Follow us on Facebook and Twitter to read them first!

Five of the original six owners were college friends, fraternity brothers at the University of Illinois, and the sixth was Goodman's business partner. All but one of the founding members remains involved in the league. For their first 20-plus years, the scoring system was points-only: TDs and field goals, nothing else. Yardage was irrelevant.

"Our scoring didn't change until recently, in the 2000s," says Goodman. "The reason we didn't want to change it is that we kept score ourselves, from newspaper box scores. We took turns."

As you might have guessed from the sometimes odd number of owners, this group has never adopted the weekly head-to-head format favored by most fantasy leagues.

"No, we don't play head-to-head," says Goodman, with clear disdain for standard settings. "We play weekly prize for the highest scorer, then high-score for the year. In these head-to-head leagues, it's almost random who wins."

In Goodman's league, there's little room for randomness. Who's won the most titles?

"I have," he says. "By far. Ten of the first 12." By his count, Goodman has actually claimed the league championship 19 times.

"But only nine of the last 22," he adds, almost disgusted. This man is probably the winningest single-league owner in the history of fantasy sports, yet he apparently feels as much like a 15-time loser as a 19-time winner. The sweetest title for Goodman might be his first, back when the league only went half-a-dozen teams deep, and the NFL schedule lasted just 14 weeks.

"Basically back then, you had to have a good quarterback to win," he says. "Passing touchdowns scored the same as rushing. I can tell you the first round of the draft exactly, I think. Stabler was picked first, then Bert Jones. Then Roger Staubach. [Ken] Anderson was the fourth pick. Fifth pick was some running back, probably Franco [Harris]. And the last pick of the first round was Jim Zorn."

Goodman snagged Payton near the top, and then Dorsett fell to the middle-rounds. Even then, a rookie bias existed in fantasy. "I got Dorsett in the seventh or the eighth, because it was his first season. He wasn't even starting. Preston Pearson was the starter, I think."

But Dorsett wasn't the draft's filthiest steal.

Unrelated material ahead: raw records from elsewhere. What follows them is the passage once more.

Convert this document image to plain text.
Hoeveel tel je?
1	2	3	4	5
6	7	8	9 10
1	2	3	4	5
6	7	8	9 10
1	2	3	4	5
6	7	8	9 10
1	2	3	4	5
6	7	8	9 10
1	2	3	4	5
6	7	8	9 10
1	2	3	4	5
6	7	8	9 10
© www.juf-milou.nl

"The funny thing is," says Goodman, "I drafted my quarterback – I drafted Ken Anderson in the first round -- and then I wound up using him for only about three or four weeks. My last pick in the draft was Bob Griese, and he had an unbelievable year, out of nowhere."

Griese led the NFL in passing touchdowns that season. He was also the essential player in the highest-scoring week in the history of Goodman's fantasy league, under the original rules. In league lore, the record-setter is simply known as "The Nat Moore Game."

"I think that was Thanksgiving, that first year," says Goodman. "Griese threw for six touchdowns, three of them to Moore, another of my starters."

The box score from November 24, 1977 confirms the details: Griese went 15-for-23, passing for 207 yards and six scores in a 55-14 mauling of the St. Louis Cardinals. Moore caught seven balls, crossing the goal line from 4, 9 and 28 yards. On that same Thanksgiving Day, in the greatest season of his Hall of Fame career, Payton found the end zone twice at Detroit, gaining 244 scrimmage yards. Dorsett would add another score on Sunday. The only member of Goodman's active roster who was shut out that week was Oakland tight end Dave Casper.

It's incredible that a fantasy scoring record from '77 would endure so long, because that was an era in which stats were scarce and hard-earned. Any penalty on a defensive back essentially required an assault. Griese's league-leading touchdown total was 22; Joe Ferguson led the NFL in passing yards with 2,803. This season, through three weeks, Tom Brady is already halfway to 22 TDs. At his current pace, Brady will pass 2,800 yards in Week 8.

You might think a 35-year fantasy veteran like Goodman would view the NFL's passing explosion as the game's greatest seismic shift, but no.

"The reason I won those early years is that I knew where to go to get information," he says. "My wife worked for Pro Football Weekly, so I used to hang around there to get the information. I was always coming up with guys like [Eagles running back] Wilbert Montgomery, who came out of nowhere. Or Sherman Smith on Seattle.

"But now you can't do that. Now everybody's got the same information. I'm not smarter than everybody, but I knew where to go."

But still, nine titles over the past 22 years is hardly an embarrassment.

"Frankly," says Goodman, "I might be a little more interested in football than most of the guys."